Archivio per 17 luglio 2011

08/07/11 – inizio 09/07/11

Pubblicato da zdora su 17 luglio 2011

vuoi che sia proprio lo zdoro che suona? e cosa sta suonando? da che finestra mi affaccio? la mamma mi lancia direttamente in bagno, mi affaccio.
il boato.
gente che applaude, che fotografa, che piagnucola, che ride. una quarantina, tra amici e parenti dello zdoro, tutti nel giardino di casa dei miei in semicerchio. noto, nell’ordine

  • lui, che già canta da un po’ di secondi, in posizione tattica da caraoche, ovvero gambette un po’ divaricate, una leggermente più avanti dell’altra. busto dondolante in avanti e indietro. microfono in una mano. filo intorgolato nell’altra. insomma, sto con olmo in persona.
  • il testimone alle luci fisse. ovvero con una pila da testa che punta sullo spartito dello zdoro, ma quando ride l’altro non legge nulla
  • l’amico alle luci mobili. un invasato con un’altra pila in mano che muove in modo ossessivo compulsivo (effetto strobo? l’emozione?)
  • il marito della cugina seduto, con la pianola sulle ginocchia (aaah! ecco chi suonava!)
  • un ulteriore amico dotato di chitarra acustica e faccino teso teso da esame di musica di terza media
  • tutti gli altri che cantano in modo corale

la scaletta, manco a dirlo, iniziava con “il mondo”, canzone preferita in assoluto per il canto a squarciagola in macchina.finito il mondo, io scendo tutta felice per baciare il mio bello. ovviamente, direi. cioè. uno ti arriva sotto la finestra, dotato di amplificatori e amici festosi, cosa aspetta se non il bacio della futura sposa? macchè. ricacciata in malo modo su per le scale, che “mica abbiamo ancora finito”. presa dall’entusiasmo (il crollo è ben che dimenticato), decido di affacciarmi dalla terrazza tonda, quella bellissima fatta apposta per una serenata. ma, avendo in quella stanza il vestito appeso in bella vista, alzo solo un pochino le serrande, e mi tuffo per terra tipo “scivolate dei film quando si chiude una porta”. evvove evvove. sbuccio di ginocchio e rottura di infradito. ma tant’è. riesco nella mia impresa. in tutta la mia bellezza (capello unto raccolto tipo ananas, braghette bluine tutte consumate e maglietta anni ottanta della mamma) mi affaccio.
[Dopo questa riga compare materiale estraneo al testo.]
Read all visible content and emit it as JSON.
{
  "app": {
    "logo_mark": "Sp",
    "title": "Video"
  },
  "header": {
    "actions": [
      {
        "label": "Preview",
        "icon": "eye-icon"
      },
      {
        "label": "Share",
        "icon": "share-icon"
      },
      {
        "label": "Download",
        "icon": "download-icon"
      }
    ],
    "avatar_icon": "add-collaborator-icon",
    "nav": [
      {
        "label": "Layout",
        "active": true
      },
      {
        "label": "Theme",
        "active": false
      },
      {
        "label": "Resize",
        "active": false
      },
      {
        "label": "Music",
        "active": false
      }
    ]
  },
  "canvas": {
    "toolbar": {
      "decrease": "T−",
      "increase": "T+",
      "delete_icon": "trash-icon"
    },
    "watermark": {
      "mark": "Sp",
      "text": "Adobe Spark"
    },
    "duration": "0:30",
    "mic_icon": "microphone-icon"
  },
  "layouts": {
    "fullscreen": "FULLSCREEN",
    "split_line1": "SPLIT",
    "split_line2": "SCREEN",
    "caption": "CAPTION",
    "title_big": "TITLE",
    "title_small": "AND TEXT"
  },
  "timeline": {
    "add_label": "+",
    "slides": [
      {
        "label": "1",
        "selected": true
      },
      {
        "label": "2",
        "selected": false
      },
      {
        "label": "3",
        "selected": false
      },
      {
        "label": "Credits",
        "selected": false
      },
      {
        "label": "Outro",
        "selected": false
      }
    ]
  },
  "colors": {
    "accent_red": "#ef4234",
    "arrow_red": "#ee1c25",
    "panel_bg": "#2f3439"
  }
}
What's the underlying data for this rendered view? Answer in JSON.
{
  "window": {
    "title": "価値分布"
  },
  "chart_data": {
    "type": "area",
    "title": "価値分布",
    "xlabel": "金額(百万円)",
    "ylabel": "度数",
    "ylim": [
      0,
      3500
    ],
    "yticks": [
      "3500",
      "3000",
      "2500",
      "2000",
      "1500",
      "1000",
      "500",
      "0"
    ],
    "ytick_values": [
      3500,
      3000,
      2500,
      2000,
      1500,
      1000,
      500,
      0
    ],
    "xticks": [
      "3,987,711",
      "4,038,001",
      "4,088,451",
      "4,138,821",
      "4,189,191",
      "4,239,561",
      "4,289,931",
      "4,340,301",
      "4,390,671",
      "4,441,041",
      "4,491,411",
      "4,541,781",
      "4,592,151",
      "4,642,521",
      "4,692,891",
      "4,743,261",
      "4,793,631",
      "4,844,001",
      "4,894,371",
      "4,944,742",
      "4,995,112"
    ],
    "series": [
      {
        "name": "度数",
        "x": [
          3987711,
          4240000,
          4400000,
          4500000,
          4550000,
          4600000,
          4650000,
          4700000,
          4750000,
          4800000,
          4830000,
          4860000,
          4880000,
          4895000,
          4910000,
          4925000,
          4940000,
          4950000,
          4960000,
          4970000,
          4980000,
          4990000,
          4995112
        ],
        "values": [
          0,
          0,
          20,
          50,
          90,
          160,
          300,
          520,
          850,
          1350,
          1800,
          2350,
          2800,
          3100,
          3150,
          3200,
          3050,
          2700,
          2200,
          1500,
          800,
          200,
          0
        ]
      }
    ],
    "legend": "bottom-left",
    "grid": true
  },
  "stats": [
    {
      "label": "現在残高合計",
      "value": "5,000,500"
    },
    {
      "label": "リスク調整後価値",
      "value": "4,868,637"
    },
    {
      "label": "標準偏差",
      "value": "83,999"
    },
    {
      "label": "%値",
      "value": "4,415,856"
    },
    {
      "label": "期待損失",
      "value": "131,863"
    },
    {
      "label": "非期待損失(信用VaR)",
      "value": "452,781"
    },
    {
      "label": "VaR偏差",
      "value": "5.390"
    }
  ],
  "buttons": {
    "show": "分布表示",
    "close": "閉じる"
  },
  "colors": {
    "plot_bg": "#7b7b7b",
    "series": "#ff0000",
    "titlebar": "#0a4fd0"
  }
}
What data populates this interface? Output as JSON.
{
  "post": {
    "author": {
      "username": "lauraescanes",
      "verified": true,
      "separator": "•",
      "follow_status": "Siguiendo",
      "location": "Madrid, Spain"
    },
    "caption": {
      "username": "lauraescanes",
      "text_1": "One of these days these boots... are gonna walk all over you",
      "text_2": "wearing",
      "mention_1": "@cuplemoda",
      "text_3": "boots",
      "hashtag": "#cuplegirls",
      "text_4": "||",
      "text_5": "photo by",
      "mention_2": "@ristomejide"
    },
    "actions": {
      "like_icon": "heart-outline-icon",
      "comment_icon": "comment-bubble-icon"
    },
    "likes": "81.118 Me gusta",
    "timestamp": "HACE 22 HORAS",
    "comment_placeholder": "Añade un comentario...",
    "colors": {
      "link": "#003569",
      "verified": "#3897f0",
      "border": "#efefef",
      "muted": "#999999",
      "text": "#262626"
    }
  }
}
la scaletta comprende la canzone (ovviamente) di vasco, quella dei gins, adesso tu di eros ramazzotti, susannaèunabambinatuttacolorata sempre di vasco e, per finire, o sole mio. uno spettacolo irripetibile. tutti commossi, io che rido a crepapelle, lo zdoro felice felice perchè può cantare a squarciagola e la gente gli applaude pure.

oddio, forse non sono proprio una frignona come credevo.

ore 2.00: dopo molteplici brindisi e festosità all’aperto, con tutti vestiti carini ed io ridotta ad una cosetta orrenda e scalza, ma chissene, si va a nanna.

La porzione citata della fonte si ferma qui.